Just passing this fb post to you: "According to the 2013 Old Farmer's Almanac All-Seasons Garden Guide, you can deter deer, squirrels, and woodchucks by scattering dog or human hair (go to you barber or hairdresser to get some) around the perimeter of your garden.

Have you picked up your copy of the Garden Guide yet? http://www.almanac.com/product/almanac-all-seasons-garden-guide-2013-annual-edition"


----------



## Junkscouts (Jul 18, 2010)

We only have ground squirrels here and the squirrelinator traps work great (http://squirrelinator.com/). I'm not sure if they work for regular squirrels, but you could ask them.

Last year I started shooting squirrels 3 months before our apricots ripened and then put out the traps a couple weeks before they ripened and we got our first apricot crop in 6 years.

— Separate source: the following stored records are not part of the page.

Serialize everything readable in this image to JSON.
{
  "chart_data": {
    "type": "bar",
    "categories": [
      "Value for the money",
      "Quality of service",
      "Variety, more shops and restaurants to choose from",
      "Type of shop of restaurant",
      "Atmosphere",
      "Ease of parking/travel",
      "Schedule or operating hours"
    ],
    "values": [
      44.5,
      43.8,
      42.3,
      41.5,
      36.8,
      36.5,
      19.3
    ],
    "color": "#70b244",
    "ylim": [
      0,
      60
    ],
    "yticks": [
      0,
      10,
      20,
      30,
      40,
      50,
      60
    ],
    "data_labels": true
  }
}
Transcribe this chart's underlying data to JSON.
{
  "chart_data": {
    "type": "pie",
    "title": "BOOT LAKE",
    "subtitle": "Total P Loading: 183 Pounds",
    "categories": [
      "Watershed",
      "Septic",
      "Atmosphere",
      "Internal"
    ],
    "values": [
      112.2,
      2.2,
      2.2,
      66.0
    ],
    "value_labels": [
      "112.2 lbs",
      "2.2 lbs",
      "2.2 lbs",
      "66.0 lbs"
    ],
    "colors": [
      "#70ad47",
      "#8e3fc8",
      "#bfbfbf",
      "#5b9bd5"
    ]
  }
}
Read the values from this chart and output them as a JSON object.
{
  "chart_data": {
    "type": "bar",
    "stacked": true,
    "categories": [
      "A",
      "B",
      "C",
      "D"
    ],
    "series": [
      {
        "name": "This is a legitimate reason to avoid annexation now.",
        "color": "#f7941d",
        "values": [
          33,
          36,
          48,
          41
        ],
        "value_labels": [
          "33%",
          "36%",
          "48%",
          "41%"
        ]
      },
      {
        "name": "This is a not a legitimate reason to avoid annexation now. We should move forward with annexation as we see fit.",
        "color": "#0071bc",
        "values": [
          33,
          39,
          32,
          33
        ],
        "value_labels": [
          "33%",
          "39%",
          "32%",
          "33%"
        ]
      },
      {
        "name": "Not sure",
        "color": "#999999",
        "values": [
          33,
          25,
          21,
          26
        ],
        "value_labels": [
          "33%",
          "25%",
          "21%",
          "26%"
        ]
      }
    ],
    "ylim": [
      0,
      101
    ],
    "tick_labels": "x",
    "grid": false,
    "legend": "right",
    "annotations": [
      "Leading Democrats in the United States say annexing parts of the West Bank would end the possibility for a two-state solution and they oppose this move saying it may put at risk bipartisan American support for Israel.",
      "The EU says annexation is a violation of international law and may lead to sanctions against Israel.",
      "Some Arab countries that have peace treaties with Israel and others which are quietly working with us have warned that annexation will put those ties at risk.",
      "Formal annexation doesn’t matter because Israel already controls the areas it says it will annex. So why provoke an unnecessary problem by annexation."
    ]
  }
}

One thing you can do is bag the fruit. It's a little labor intensive, but you can save some of the fruit that way. 
 
Also pears ripen off the tree so try picking some before the squirrels eat them, or do they eat them way before they are mature?


----------



## informative (Aug 24, 2012)

haha pecan fig pear and plum same trees we have in the yard in the subdivision home in town. plum is dying from some beetles or something though soon to just be pear pecan and fig.

There was supposed to be some sonic rodent and insect repel device that chases them with high pitched sounds, could be worth a try. Have you tried the owl scarecrows good ones have movement and sound and should be scary to any small rodent. Some use jalapeno spray to keep pesky things off. Dirty laundry that smells like human could be put on a scarecrow - maybe put one of those motion detector Halloween doorstep scare things - when they see motion they make some scary noises.


----------



## tlcnubians (Jan 21, 2011)

If they're climbing up the pecan tree, maybe putting a metal climbing guard around the trunk of that tree might stop them. Also, like Tammy says, offer them something else to eat away from the pear tree.


----------



## swgoats (May 21, 2010)

Wrap all the trunks so they have no way up!


----------



## jdavenport (Jul 19, 2012)

This works on larger animals, maybe if you turned the sensitivity up it would pick up squirrels?
http://www.contech-inc.com/products...s/scarecrow-motion-activated-animal-deterrent


----------